Cameroon has settled on a local agency to manage its Douala seaport container terminal from next month after being caught up in a frenetic battle between French and Swiss interests to run the facility.
Cyrus Ngo’o, General Manager of the Port Authority of Douala (PAD) announced on Monday that RTC (“Regie du Terminal a Conteneur”) will be in charge of the terminal as a transitional measure.
As a sweetener, traders will from January enjoy a 10 per cent discount on tariffs for offshore handling and haulage.
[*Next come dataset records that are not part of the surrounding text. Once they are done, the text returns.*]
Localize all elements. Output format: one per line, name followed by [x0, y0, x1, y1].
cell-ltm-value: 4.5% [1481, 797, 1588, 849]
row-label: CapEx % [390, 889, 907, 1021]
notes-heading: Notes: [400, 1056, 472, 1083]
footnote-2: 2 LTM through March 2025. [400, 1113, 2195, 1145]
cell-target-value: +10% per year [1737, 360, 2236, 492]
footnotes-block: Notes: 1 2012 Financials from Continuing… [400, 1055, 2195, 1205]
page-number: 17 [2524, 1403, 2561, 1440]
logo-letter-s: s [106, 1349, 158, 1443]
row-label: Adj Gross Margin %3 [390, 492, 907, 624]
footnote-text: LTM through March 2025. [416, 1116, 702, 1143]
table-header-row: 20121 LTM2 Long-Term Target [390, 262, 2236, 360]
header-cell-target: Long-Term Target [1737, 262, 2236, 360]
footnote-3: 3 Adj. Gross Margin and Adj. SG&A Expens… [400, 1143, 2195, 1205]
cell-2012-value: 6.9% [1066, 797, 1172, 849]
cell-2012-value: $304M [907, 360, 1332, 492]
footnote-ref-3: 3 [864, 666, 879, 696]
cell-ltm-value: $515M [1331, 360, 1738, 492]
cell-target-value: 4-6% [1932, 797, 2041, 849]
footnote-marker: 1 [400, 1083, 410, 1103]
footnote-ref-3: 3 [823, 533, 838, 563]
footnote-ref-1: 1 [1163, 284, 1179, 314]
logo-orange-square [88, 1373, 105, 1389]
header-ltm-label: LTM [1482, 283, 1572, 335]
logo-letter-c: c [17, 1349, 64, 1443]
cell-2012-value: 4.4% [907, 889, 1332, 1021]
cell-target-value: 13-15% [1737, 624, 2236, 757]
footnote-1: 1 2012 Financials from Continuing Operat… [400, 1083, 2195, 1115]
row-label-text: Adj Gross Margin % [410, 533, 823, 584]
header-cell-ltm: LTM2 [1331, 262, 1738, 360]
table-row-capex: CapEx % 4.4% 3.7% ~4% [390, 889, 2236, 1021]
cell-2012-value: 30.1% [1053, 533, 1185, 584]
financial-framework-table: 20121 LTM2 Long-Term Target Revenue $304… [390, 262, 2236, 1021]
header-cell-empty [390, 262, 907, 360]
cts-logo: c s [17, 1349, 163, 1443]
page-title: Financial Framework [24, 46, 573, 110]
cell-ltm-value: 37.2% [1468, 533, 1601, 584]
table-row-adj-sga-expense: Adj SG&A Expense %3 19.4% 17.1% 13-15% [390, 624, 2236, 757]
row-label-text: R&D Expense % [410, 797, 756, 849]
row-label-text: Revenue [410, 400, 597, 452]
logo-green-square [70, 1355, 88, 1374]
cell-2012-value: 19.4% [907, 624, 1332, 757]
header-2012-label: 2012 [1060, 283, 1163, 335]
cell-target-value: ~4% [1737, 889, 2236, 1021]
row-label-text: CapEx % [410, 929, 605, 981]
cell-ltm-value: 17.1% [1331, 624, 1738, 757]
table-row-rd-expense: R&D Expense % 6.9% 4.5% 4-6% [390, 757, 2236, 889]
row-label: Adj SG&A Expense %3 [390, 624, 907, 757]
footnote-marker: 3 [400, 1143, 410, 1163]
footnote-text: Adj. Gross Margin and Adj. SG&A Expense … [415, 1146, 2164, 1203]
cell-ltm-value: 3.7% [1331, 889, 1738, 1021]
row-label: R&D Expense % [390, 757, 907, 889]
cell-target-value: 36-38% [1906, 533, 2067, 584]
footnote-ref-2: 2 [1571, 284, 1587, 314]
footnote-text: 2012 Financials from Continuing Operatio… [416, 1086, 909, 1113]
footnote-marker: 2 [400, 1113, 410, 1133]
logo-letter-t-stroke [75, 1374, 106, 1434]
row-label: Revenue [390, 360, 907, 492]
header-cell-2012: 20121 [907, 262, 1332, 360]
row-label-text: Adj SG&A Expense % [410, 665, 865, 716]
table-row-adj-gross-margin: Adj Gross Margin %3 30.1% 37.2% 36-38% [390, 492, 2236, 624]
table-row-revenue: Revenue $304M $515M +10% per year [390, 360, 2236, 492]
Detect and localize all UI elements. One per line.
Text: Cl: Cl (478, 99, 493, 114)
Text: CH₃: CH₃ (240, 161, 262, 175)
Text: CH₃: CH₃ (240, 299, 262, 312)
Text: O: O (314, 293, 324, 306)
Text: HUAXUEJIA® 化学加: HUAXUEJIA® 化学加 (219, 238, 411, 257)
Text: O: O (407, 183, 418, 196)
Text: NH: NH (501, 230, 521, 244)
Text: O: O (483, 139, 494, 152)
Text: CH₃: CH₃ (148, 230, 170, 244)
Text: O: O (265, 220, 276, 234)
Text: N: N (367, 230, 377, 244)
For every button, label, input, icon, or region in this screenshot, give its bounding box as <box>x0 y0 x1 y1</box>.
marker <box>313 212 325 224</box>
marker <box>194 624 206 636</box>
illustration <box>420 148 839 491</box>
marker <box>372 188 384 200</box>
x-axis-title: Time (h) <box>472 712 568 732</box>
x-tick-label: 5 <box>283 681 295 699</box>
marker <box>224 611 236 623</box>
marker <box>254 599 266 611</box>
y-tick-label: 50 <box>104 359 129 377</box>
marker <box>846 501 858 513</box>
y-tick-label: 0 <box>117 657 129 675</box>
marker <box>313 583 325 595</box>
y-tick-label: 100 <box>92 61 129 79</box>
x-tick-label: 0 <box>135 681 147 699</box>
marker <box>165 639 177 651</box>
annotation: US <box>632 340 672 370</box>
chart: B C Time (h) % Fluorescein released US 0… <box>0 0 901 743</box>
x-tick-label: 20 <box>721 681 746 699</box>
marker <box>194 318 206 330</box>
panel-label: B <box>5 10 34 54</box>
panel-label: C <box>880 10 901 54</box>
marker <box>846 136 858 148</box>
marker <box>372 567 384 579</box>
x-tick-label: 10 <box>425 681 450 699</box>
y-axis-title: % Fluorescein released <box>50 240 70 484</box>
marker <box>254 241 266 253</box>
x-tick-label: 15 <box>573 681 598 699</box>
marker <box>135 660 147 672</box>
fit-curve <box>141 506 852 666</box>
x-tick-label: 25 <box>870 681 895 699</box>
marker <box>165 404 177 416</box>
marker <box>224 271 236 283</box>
The port also serves landlocked Chad and Central Africa Republic.
Though he said the management body was created in accordance with the PAD law that came into force last January, the decision comes in the backdrop of intense diplomatic contest between France and Switzerland to have their companies control the lucrative business at Douala which is considered the Atlantic gateway to Central Africa.
Cameroon’s president, Paul Biya last October ordered PAD General Manager to suspend contract negotiations with Terminal Investment Limited (TIL) of Switzerland to take over terminal management from French conglomerate Bolloré Group.
Bollore’s contract ends this month but a case it has filed on the termination of its contract is yet to be decided.
The order from President Biya coincided with the visit to Cameroon of French Minister for Europe and Foreign Affairs, Jean-Yves Le Drian.
The Minister of State and Secretary General at the Presidency ordered the General Manager to “suspend works for the finalization of the terms of Terminal Investment Limited (TIL) concession contract until definitive conclusions by the Littoral Administrative Tribunal in Douala on the case of APM Terminals and Bolloré SA against the Port Authority of Douala.”
It is believed the French diplomacy interceded for Bolloré Group as the order leaked just hours after his one-to-one meeting with President Biya. The minister’s visit also came after Bolloré Group petitioned the President to intervene in the concession battle.
On Monday October 28, five days after Le Drian’s visit, the Swiss Ambassador to Cameroon, Pietro Lazzeri, held talks at State House with president Biya.
The Swiss diplomat said they discussed bilateral interests including the role of Swiss companies in Cameroon “especially that of the Mediterranean Shipping Company (MSC) in the Port of Douala.” President Biya also tweeted that the diplomat bore “a special letter from the President of the Swiss Confederation, Ueli Maurer.” He did not disclose the letter’s contents amid speculation that the Swiss president protested the decision to suspend talks with TIL on the concession.
PAD floated the international tender for concession in January 2018. The port operator announced a year later that CMA Terminals, Dubai Ports World, Red Sea Gateway Terminal, Hutchison Port Investment Limited and Terminal Investment Limited (TIL) had made the short-list.
It meant French investment group Bolloré SA that had managed the seaport on the Gulf of Guinea since 2005 through its local subsidiary Douala International Terminal (DIT) had been eliminated at pre-qualification.
In September PAD announced that TIL, a subsidiary of Swiss-Italian firm Mediterranean Shipping Company (MSC), had been picked to renovate and manage the container terminal. It said discussions on a contract for its full control from January 2020 would be completed soon.
This was despite a Douala Administrative Court ruling in August in favour of DIT which is jointly owned by Bolloré Transport & Logistics (BTL) and APM Terminals, a member of A.P. Moller-Maersk. It ordered a stay in the concession contract award which PAD is contesting in the Supreme Court.
PAD, in documents seen by Africa Review, the Swiss company had proposed to pay upfront 24.3 billion CFA Francs ($41 million) and thereafter 9.2 billion CFA Francs ($15.5 million) annually. In contrast, Bollore proposed 600 million CFA Francs ($1 million) initially and 3.1 billion CFA Francs ($5.2 million) annually for the 15 years of the concession. Overall a TIL concession would earn Cameroon 357 billion CFA Francs ($602 million) against 62 billion CFA Francs ($105 million) from the Bolloré Group.
Four years ago, Bollore’s clout showed when it was awarded the concession to develop and operate a container terminal in Cameroon’s deep-water port of Kribi despite having missed out of the initial short list.
In opting for a local entity Cameroon may, for now, just have avoided being forced to choose between its traditional ties with France and President Biya’s second home Switzerland.